Rents have risen sharply
House prices have climbed well beyond local wage growth
Essential workers are being forced to commute long distances or leave the district entirely
More than 1,600 households are now on a waitlist for an affordable housing scheme, highlighting how far demand has outpaced supply at the lower and middle end of the market.
This isn’t a fringe issue — it’s affecting:
hospitality staff
teachers
nurses
tradespeople
retail workers
emergency services
In short, the people who make Queenstown function.
🧠 Why Market Forces Alone Aren’t Fixing This
In theory, high prices should encourage more building. In practice, several barriers remain:
land constraints and planning complexity
high construction costs
developer focus on premium product
limited incentives for long-term worker housing
Left to itself, the market tends to deliver what is most profitable, not what is most socially necessary.
That’s why the former World Bank economist argues stronger intervention is required — not just incremental tweaks.
🏗️ What “Strong Action” Could Actually Look Like
Policy options increasingly being discussed include:
large-scale, purpose-built affordable housing
worker-only or long-term rental covenants
tighter controls on vacant dwellings
incentives or requirements tied to new developments
restrictions on non-resident or speculative ownership
Each option is politically sensitive — but the alternative is a town that slowly becomes a seasonal resort rather than a functioning community.
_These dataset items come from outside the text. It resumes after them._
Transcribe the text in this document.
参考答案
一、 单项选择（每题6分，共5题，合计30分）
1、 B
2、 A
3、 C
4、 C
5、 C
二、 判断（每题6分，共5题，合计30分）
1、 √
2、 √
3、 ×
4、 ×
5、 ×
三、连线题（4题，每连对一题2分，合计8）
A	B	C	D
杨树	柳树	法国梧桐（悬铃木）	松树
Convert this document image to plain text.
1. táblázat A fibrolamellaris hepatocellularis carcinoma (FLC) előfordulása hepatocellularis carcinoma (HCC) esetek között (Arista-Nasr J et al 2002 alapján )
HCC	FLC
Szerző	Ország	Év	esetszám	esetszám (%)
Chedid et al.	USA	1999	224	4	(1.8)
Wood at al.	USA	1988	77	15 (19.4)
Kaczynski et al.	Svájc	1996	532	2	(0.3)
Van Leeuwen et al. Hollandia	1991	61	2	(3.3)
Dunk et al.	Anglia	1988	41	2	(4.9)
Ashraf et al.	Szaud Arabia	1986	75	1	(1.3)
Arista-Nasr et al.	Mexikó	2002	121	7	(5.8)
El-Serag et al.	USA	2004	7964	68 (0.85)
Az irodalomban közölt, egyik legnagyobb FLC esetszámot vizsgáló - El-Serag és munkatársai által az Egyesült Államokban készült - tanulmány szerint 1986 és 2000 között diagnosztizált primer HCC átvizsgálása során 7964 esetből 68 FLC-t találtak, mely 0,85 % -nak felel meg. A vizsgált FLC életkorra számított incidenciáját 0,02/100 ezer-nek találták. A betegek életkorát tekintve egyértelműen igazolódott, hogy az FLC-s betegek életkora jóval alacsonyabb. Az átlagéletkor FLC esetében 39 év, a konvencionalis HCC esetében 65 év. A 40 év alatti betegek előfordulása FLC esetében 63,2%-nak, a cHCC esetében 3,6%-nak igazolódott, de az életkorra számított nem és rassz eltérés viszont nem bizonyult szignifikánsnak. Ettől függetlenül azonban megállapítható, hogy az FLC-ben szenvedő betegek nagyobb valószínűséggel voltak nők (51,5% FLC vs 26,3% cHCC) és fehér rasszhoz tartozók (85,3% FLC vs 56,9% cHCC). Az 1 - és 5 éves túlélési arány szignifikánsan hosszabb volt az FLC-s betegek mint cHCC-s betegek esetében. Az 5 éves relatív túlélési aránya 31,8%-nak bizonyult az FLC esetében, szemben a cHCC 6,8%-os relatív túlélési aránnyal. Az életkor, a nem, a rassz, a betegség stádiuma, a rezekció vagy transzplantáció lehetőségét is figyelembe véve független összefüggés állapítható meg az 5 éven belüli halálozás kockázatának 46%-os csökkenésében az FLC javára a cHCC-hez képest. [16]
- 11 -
⚠️ The Risk of Doing Nothing
If current trends continue:
businesses will struggle to operate year-round
labour shortages will worsen
infrastructure costs will rise for fewer permanent residents
community cohesion will weaken
Ironically, the very lifestyle and vibrancy that attract holiday-home buyers could be undermined by the absence of full-time locals.
🧭 A Warning With National Implications
While Queenstown sits at the extreme end of the spectrum, it is not alone.
Similar pressures are emerging in:
Wanaka
parts of Central Otago
coastal lifestyle towns
high-amenity tourism regions
Queenstown may simply be the canary in the coal mine for what happens when housing becomes primarily a financial asset rather than a place to live.
🏁 The Bottom Line
Queenstown does not have a housing shortage in the traditional sense — it has a housing-use problem.
Thousands of properties exist.
Too few are lived in permanently.
Without decisive action, the town risks becoming a place people visit — but fewer can afford to call home.